Os cubanos que vivem no exterior e seus descendentes poderão investir na ilha, informou o ministro do Comércio Exterior e Investimento Estrangeiro, Oscar Pérez-Oliva. A confirmação foi dada em entrevista à NBC divulgada nesta segunda-feira (16) e tem Havana como palco.

A iniciativa permite que emigrantes criem seus próprios negócios em Cuba, abrangendo desde pequenos empreendimentos até grandes projetos. O objetivo é fomentar um ambiente empresarial dinâmico e impulsionar investimentos principalmente em infraestrutura.

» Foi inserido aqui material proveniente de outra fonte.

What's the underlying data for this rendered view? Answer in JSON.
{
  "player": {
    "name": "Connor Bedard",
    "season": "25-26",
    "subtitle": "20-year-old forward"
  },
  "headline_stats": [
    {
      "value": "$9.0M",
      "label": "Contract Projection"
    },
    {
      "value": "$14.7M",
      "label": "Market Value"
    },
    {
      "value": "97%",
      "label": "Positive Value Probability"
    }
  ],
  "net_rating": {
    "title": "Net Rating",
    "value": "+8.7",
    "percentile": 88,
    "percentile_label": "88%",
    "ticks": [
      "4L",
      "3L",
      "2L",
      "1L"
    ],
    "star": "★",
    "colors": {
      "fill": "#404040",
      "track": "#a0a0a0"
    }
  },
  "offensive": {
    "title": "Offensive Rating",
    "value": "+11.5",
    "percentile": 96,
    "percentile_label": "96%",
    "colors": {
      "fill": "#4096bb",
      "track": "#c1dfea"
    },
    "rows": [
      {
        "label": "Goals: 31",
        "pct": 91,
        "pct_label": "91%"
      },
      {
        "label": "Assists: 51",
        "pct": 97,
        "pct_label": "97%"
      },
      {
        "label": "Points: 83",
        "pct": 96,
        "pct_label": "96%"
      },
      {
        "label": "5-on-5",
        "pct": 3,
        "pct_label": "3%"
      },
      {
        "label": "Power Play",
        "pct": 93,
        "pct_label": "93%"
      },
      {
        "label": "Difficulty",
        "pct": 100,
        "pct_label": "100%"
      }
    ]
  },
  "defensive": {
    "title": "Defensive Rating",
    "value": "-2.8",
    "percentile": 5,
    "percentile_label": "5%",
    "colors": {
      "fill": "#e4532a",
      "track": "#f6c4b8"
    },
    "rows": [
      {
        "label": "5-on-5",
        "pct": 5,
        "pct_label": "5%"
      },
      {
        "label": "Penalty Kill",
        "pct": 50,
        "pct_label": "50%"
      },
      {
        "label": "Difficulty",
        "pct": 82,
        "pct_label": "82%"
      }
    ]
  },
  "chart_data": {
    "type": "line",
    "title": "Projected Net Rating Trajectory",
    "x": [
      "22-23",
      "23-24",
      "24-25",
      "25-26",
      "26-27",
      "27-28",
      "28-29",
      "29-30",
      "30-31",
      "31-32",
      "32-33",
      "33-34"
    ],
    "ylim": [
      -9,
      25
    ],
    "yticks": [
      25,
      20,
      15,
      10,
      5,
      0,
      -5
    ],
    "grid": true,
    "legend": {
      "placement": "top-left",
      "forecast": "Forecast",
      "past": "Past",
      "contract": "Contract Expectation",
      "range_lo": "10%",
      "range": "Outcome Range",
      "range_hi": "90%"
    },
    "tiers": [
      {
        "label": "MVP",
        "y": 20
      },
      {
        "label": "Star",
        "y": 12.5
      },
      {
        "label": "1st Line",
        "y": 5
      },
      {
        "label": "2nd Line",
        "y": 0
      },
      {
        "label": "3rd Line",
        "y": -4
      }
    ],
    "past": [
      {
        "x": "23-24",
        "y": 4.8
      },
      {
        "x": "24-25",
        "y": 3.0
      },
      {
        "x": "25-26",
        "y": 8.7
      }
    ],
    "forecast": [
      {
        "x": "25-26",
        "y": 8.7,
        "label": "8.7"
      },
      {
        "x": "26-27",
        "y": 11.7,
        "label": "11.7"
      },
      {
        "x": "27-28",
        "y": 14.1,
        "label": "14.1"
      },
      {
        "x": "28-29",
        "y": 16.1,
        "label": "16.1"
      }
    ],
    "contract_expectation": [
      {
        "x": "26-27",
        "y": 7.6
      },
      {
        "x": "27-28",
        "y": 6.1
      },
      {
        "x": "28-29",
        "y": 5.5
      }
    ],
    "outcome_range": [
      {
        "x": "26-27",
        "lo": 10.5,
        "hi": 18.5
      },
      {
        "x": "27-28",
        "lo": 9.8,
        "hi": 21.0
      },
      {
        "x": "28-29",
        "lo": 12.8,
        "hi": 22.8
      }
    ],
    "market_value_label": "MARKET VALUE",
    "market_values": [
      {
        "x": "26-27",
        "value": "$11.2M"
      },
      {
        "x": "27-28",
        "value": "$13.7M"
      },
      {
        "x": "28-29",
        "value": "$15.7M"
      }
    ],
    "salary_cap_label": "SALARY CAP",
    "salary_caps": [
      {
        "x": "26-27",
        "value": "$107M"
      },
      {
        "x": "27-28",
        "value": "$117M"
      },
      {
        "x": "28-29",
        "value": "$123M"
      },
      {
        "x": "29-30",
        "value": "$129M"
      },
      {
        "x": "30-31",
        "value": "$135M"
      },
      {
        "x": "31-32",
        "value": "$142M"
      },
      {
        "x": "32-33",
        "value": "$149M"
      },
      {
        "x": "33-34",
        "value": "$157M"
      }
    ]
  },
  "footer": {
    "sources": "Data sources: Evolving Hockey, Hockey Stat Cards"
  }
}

Segundo o ministro, a medida busca reativar setores-chave da economia cubana, como turismo e mineração, além de promover a recuperação da rede elétrica, que tem enfrentado falhas por anos e agravado a crise econômica.

Contexto econômico e político

O anúncio ocorre em meio a um contexto de pressão dos EUA, com bloqueio energético afetando o país após a redução de remessas de petróleo da Venezuela. Cuba mantém conversas com Washington sobre possíveis acordos, enquanto o governo ressalta a necessidade de diversificar fontes de investimento.

Trump, por sua vez, tem reiterado interesse em mudanças políticas na ilha, destacando o papel dos cubano-americanos no apoio a reformas. A relação entre Estados Unidos e Cuba continua tensa, com Cuba descrevendo a situação como uma ameaça percebida por sua aliança com Rússia, China e Irã.